The redesign addressed precisely those weaknesses. The cumbersome toolbox was replaced by a traditional toolbar, mnemonic keyboard shortcuts, context menus, an interactive tutorial, a cheat sheet button, inline hints, a Tree View pane, a filter builder UI, redesigned glyphs, and auto-stopping ForceAtlas2 refinement after expand/collapse. The second study reports approximate mean Likert-score improvements as follows (Štěpánek et al., 14 Jul 2025):
| Dimension | Study 1 Mean | Study 2 Mean |
|---|---|---|
| Readability | 3.3 | 3.9 |
| Interactivity | 2.8 | 4.2 |
| UI Design | 2.9 | 4.1 |
| Intuitiveness | 2.6 | 4.0 |
After Round 2, glyph recall is reported as approximately 5 correct for icon-to-kind assignment and approximately 6 correct for composite glyph interpretation (Štěpánek et al., 14 Jul 2025). Taken together, the two studies indicate that Helveg’s central premise—an automatically generated interactive diagram as software documentation—was supported by practitioners, while readability, intuitiveness, and user experience required significant redesign.
7. Limitations and future directions
The extended paper identifies three primary limitations. First, scalability remains problematic: performance and visual clutter degrade on very large solutions, and filtering mitigates but does not fully solve the issue. Second, layout speed can be slow during force-directed convergence, and moving nodes under the cursor can be distracting. Third, configuration complexity can overwhelm new users, although tutorial mechanisms partly address this (Štěpánek et al., 14 Jul 2025).
Future enhancements are listed in several directions. For overview design, the paper proposes alternative representations such as hybrid node-link plus circular treemap, clustering, and aggregation. For rendering, it proposes offloading to WebGPU for higher throughput. For analysis depth, it proposes method-body call graphs, constant-value flows, and maintainability metrics. For longitudinal comparison, it proposes a diffing mode to visualize structural differences between API versions.

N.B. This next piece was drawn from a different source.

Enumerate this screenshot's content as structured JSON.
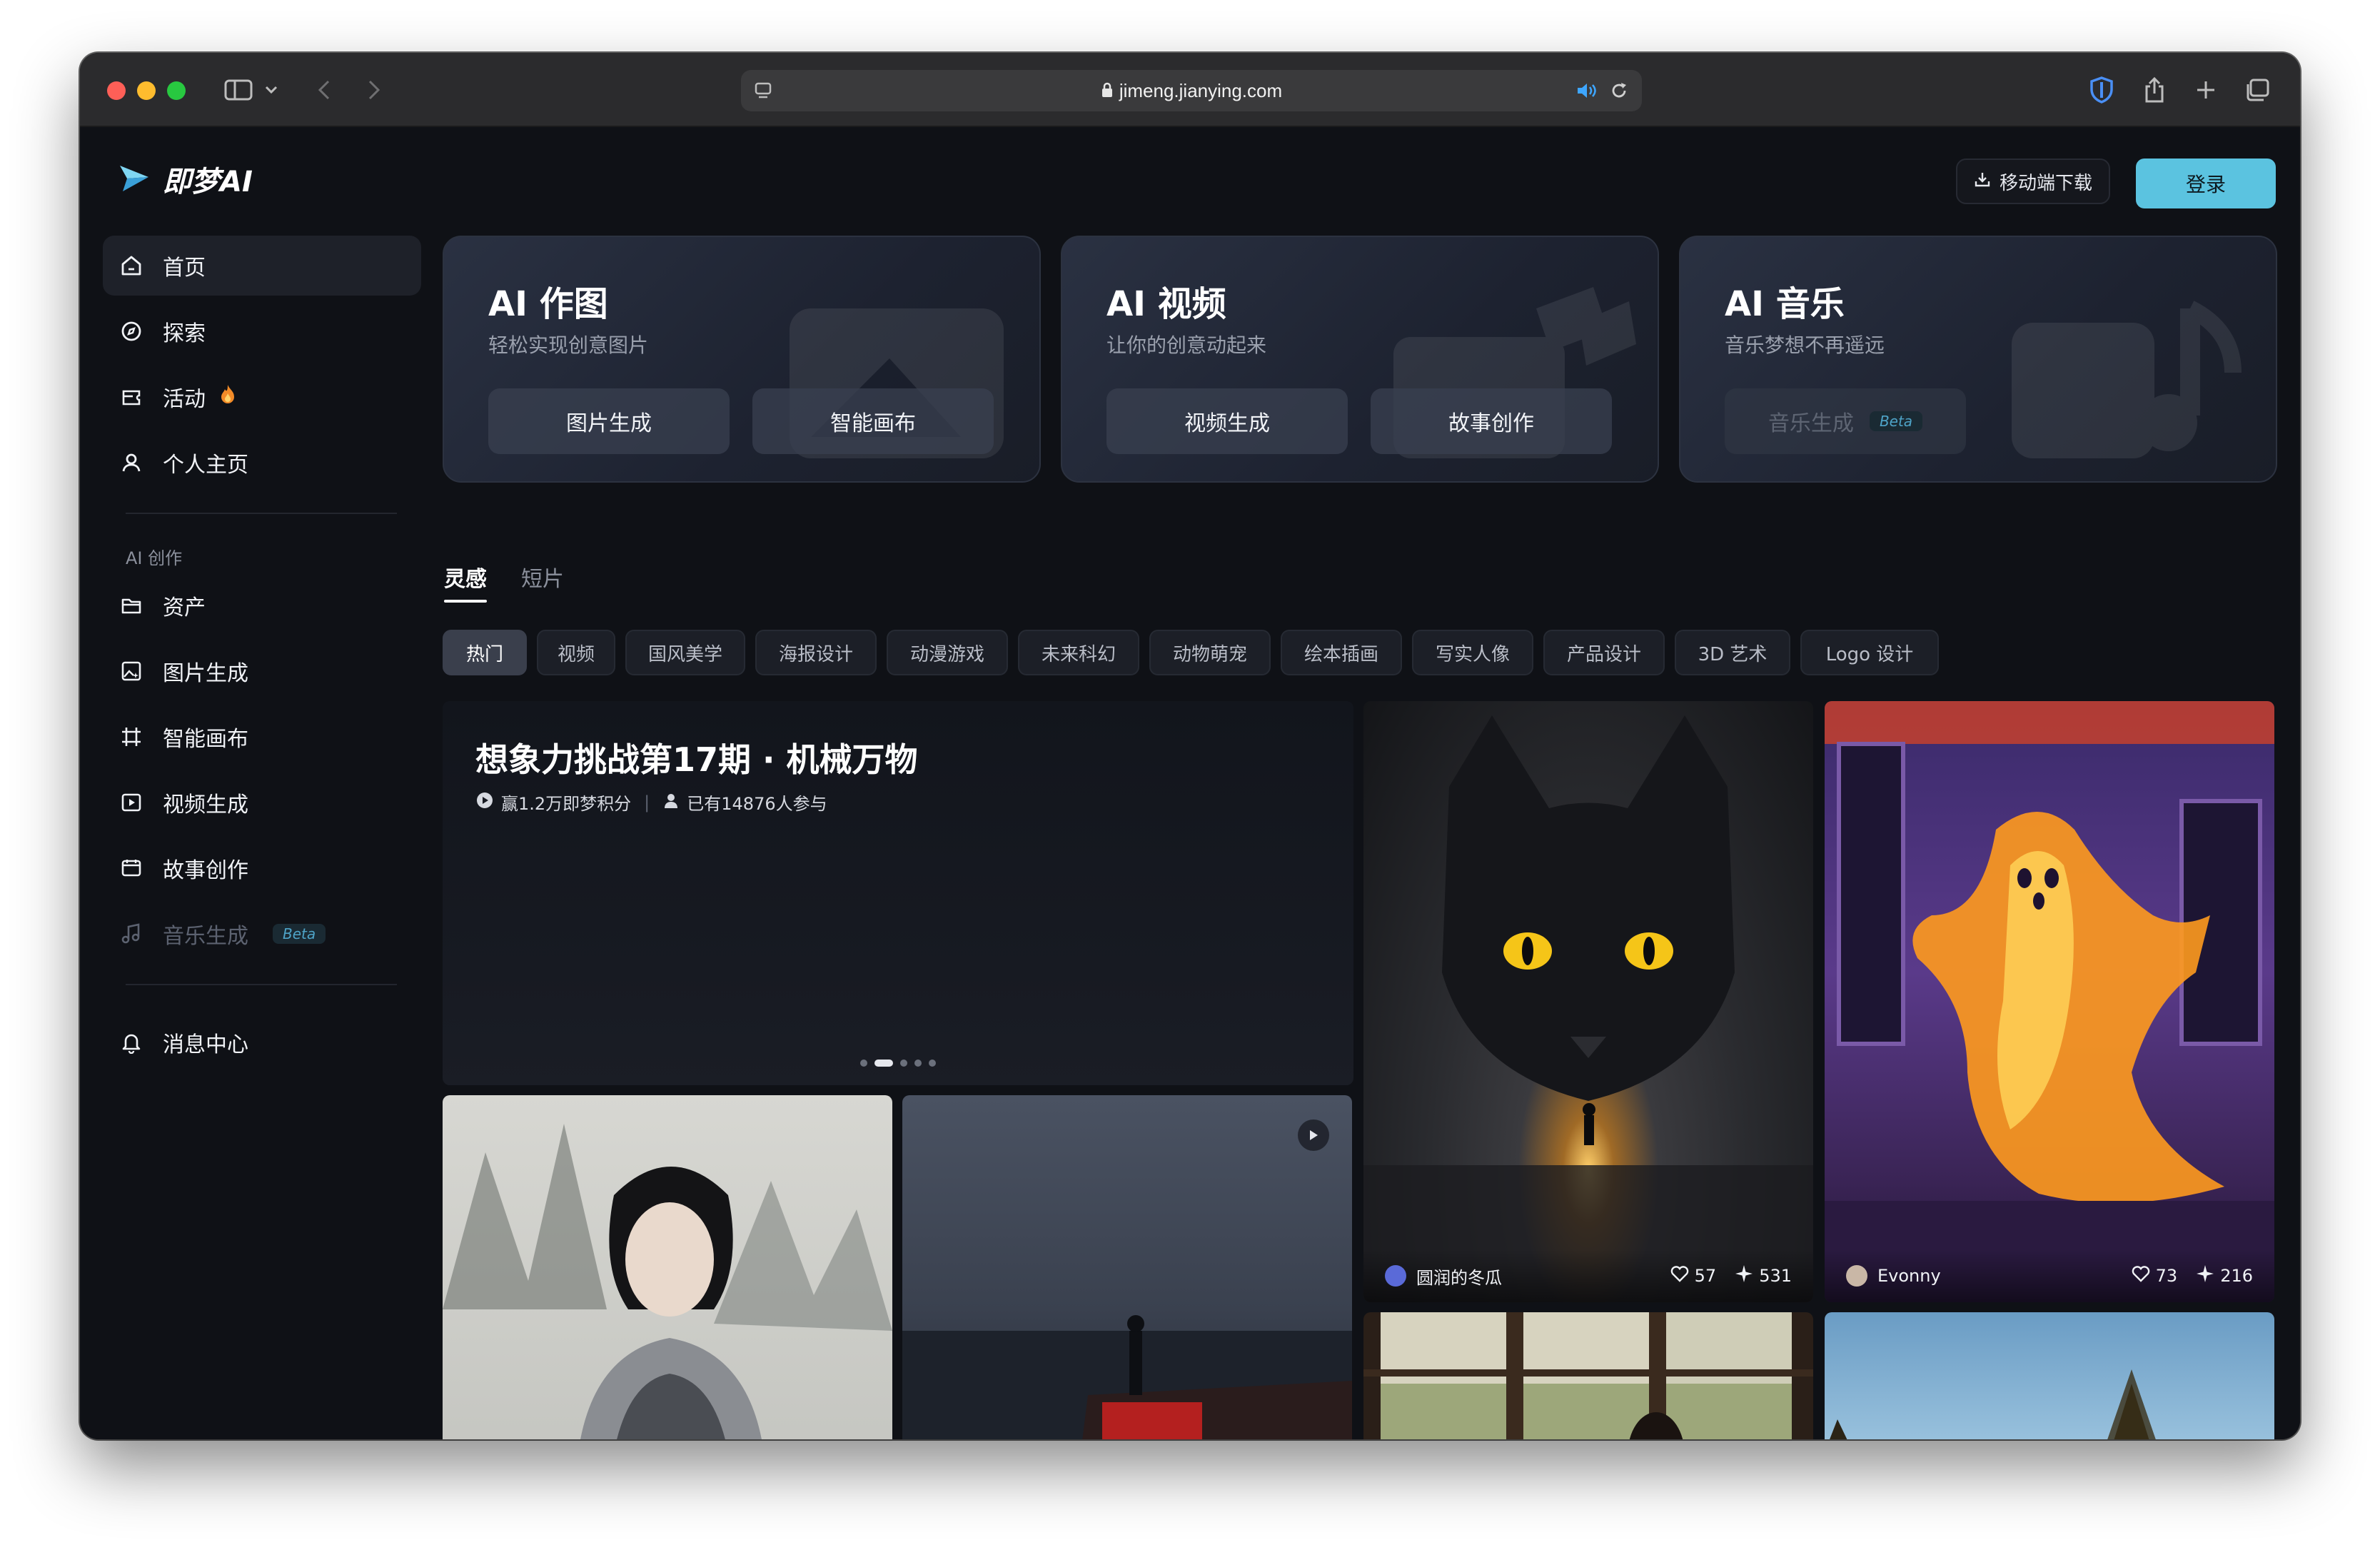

For ecosystem integration, it proposes editor and platform plugins for VS Code, Rider, and GitHub Pages, together with live sync. It also calls for broader user studies with larger and more diverse developer populations (Štěpánek et al., 14 Jul 2025).
Within the boundaries stated by the papers, Helveg is therefore best understood as a research prototype in interactive software documentation: one that demonstrates a viable, insight-rich alternative to classical API references for C# codebases, while still confronting open problems of scale, layout behavior, and interaction design (Štěpánek et al., 2024, Štěpánek et al., 14 Jul 2025).